In a recent paper, a portable device is report for the detection of rbST in milk. Herein the milk was spiked with rbST and detection was carried out in a microfluidic device with the help of a portable device (Ozhikandathil et al. 2014).

A monolithically integrated lab-on-a-chip was fabricated on a silica-on-silicon platform for the detection of fluorescence detection of rbST (Ozhikandathil and Packirisamy 2014) (Fig. 8). The chip includes multiple waveguides and microfluidic channel on the SOS waveguides, and the integration of LOC is carried out in single step lithography and etching and a simplified fabrication approach is explained. The rbST was tagged with Alexa-647 and FITC and detection is demonstrated in the LOC. Figure 9 shows the monolithically integrated LOC.

Fig. 8

LOC with portable device for the detection of rbST in milk. Figure reproduced with permission from Ozhikandathil et al. (2014)

Fig. 9

Monolithically integrated optical LOC for the detection of rbST (Ozhikandathil and Packirisamy 2014)

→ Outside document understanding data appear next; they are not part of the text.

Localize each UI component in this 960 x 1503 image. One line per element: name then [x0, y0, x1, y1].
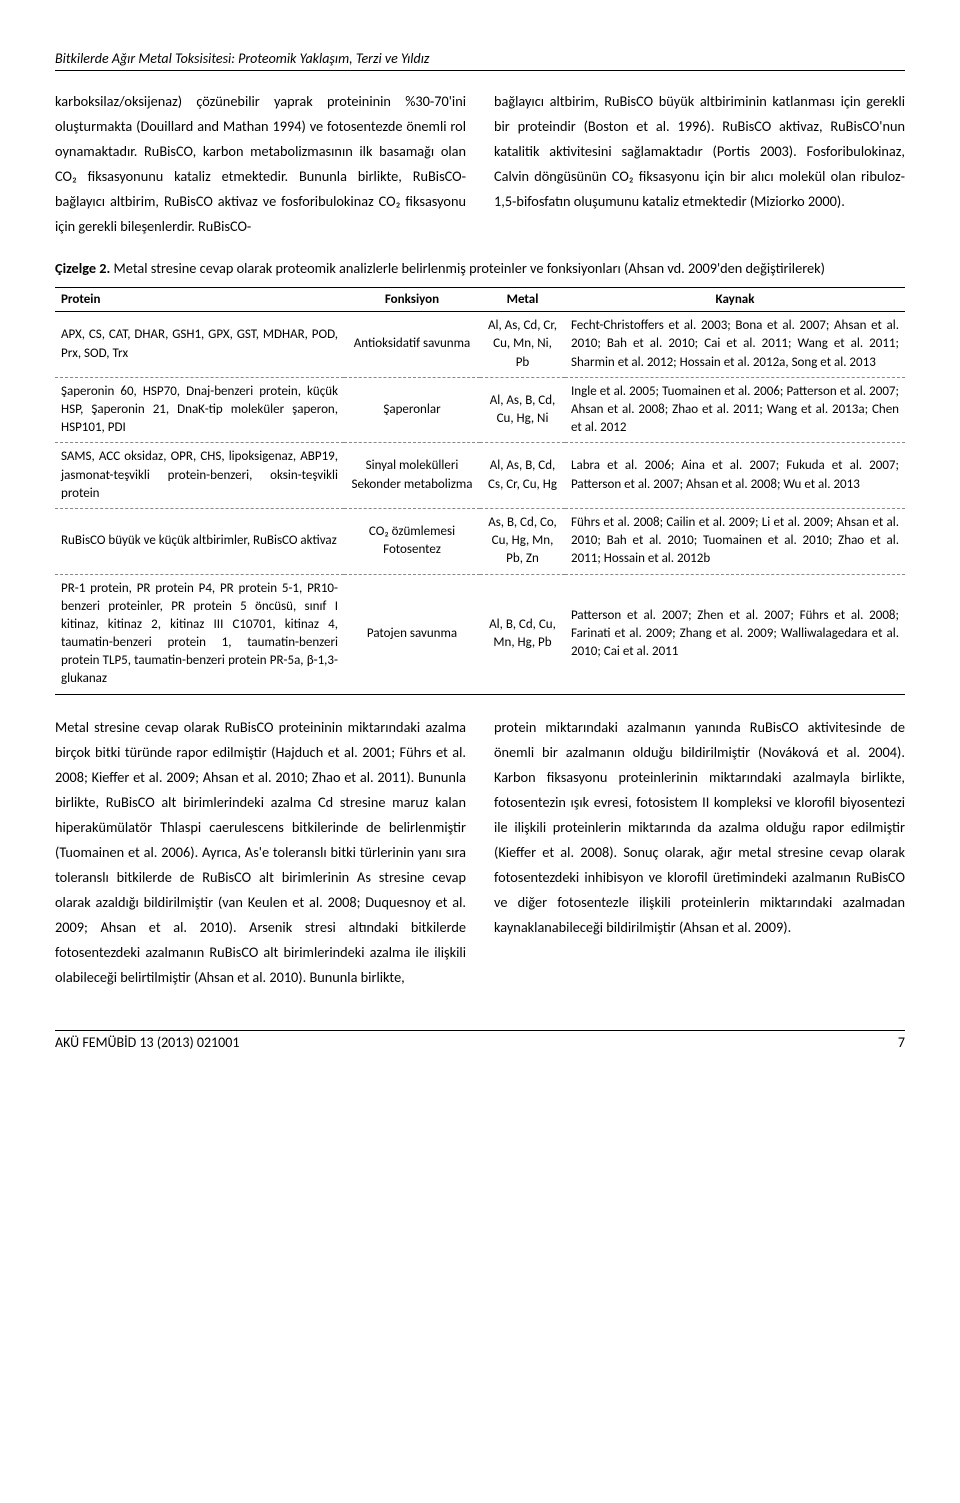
protein-table: Protein Fonksiyon Metal Kaynak APX, CS, … [55, 287, 905, 694]
top-paragraph-columns: karboksilaz/oksijenaz) çözünebilir yapra… [55, 89, 905, 239]
cell-fonksiyon: Antioksidatif savunma [344, 312, 480, 378]
cell-kaynak: Patterson et al. 2007; Zhen et al. 2007;… [565, 574, 905, 694]
bottom-paragraph-columns: Metal stresine cevap olarak RuBisCO prot… [55, 715, 905, 990]
cell-kaynak: Führs et al. 2008; Cailin et al. 2009; L… [565, 508, 905, 574]
table-row: RuBisCO büyük ve küçük altbirimler, RuBi… [55, 508, 905, 574]
journal-reference: AKÜ FEMÜBİD 13 (2013) 021001 [55, 1034, 239, 1051]
bottom-left-column: Metal stresine cevap olarak RuBisCO prot… [55, 715, 466, 990]
cell-kaynak: Fecht-Christoffers et al. 2003; Bona et … [565, 312, 905, 378]
cell-metal: Al, As, B, Cd, Cs, Cr, Cu, Hg [480, 443, 565, 509]
cell-protein: RuBisCO büyük ve küçük altbirimler, RuBi… [55, 508, 344, 574]
table-caption-text: Metal stresine cevap olarak proteomik an… [110, 259, 825, 277]
table-row: Şaperonin 60, HSP70, Dnaj-benzeri protei… [55, 377, 905, 443]
cell-kaynak: Ingle et al. 2005; Tuomainen et al. 2006… [565, 377, 905, 443]
table-row: SAMS, ACC oksidaz, OPR, CHS, lipoksigena… [55, 443, 905, 509]
header-metal: Metal [480, 288, 565, 312]
cell-metal: As, B, Cd, Co, Cu, Hg, Mn, Pb, Zn [480, 508, 565, 574]
cell-fonksiyon: Şaperonlar [344, 377, 480, 443]
cell-metal: Al, As, B, Cd, Cu, Hg, Ni [480, 377, 565, 443]
header-kaynak: Kaynak [565, 288, 905, 312]
cell-protein: APX, CS, CAT, DHAR, GSH1, GPX, GST, MDHA… [55, 312, 344, 378]
page-footer: AKÜ FEMÜBİD 13 (2013) 021001 7 [55, 1030, 905, 1051]
header-fonksiyon: Fonksiyon [344, 288, 480, 312]
cell-protein: Şaperonin 60, HSP70, Dnaj-benzeri protei… [55, 377, 344, 443]
table-caption: Çizelge 2. Metal stresine cevap olarak p… [55, 257, 905, 279]
cell-fonksiyon: CO₂ özümlemesi Fotosentez [344, 508, 480, 574]
cell-kaynak: Labra et al. 2006; Aina et al. 2007; Fuk… [565, 443, 905, 509]
cell-protein: PR-1 protein, PR protein P4, PR protein … [55, 574, 344, 694]
bottom-right-column: protein miktarındaki azalmanın yanında R… [494, 715, 905, 990]
page-number: 7 [898, 1034, 905, 1051]
table-row: PR-1 protein, PR protein P4, PR protein … [55, 574, 905, 694]
table-caption-label: Çizelge 2. [55, 259, 110, 277]
cell-fonksiyon: Sinyal molekülleri Sekonder metabolizma [344, 443, 480, 509]
top-right-column: bağlayıcı altbirim, RuBisCO büyük altbir… [494, 89, 905, 239]
cell-metal: Al, As, Cd, Cr, Cu, Mn, Ni, Pb [480, 312, 565, 378]
cell-protein: SAMS, ACC oksidaz, OPR, CHS, lipoksigena… [55, 443, 344, 509]
top-left-column: karboksilaz/oksijenaz) çözünebilir yapra… [55, 89, 466, 239]
table-row: APX, CS, CAT, DHAR, GSH1, GPX, GST, MDHA… [55, 312, 905, 378]
cell-metal: Al, B, Cd, Cu, Mn, Hg, Pb [480, 574, 565, 694]
header-protein: Protein [55, 288, 344, 312]
cell-fonksiyon: Patojen savunma [344, 574, 480, 694]
running-header: Bitkilerde Ağır Metal Toksisitesi: Prote… [55, 50, 905, 71]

Figure 10 shows sensitivity comparison chart for various lab-on-a-chip detection methods reviewed in this paper for the detection of bovine growth hormone. The label-free method, that is the LSPR integrated LOC gives the detection limit in the rage of 1–5 ng/ml.

Fig. 10

Sensitivity of various LOC detection methods to bovine growth hormone

Conclusion

Application of microfluidics for hormone study and detection is an active multidisciplinary field. This paper reviews some the recent developments in the area of lab-on-a-chip devices for the detection of hormones. The comparison of the various lab-on-a-chips devices, integration and detection methods are reviewed. A comprehensive overview of the fluorophore-labeled and label-free detection methods of bovine growth hormone using lab-on-a-chip carried out in authors’ laboratory is presented. As it can be seen, microfluidics with its significant advantages of low sample and reagent volumes and possibility of multiplexing creates new opportunities for detecting hormones in the microenvironment of individual cells, with an excellent spatial and temporal resolution. In spite of the progress achieved in this particular field, a great deal of work has to be done by biologists and people working in microfabrication, before the field will take full advantage of the advanced capabilities of microfluidics.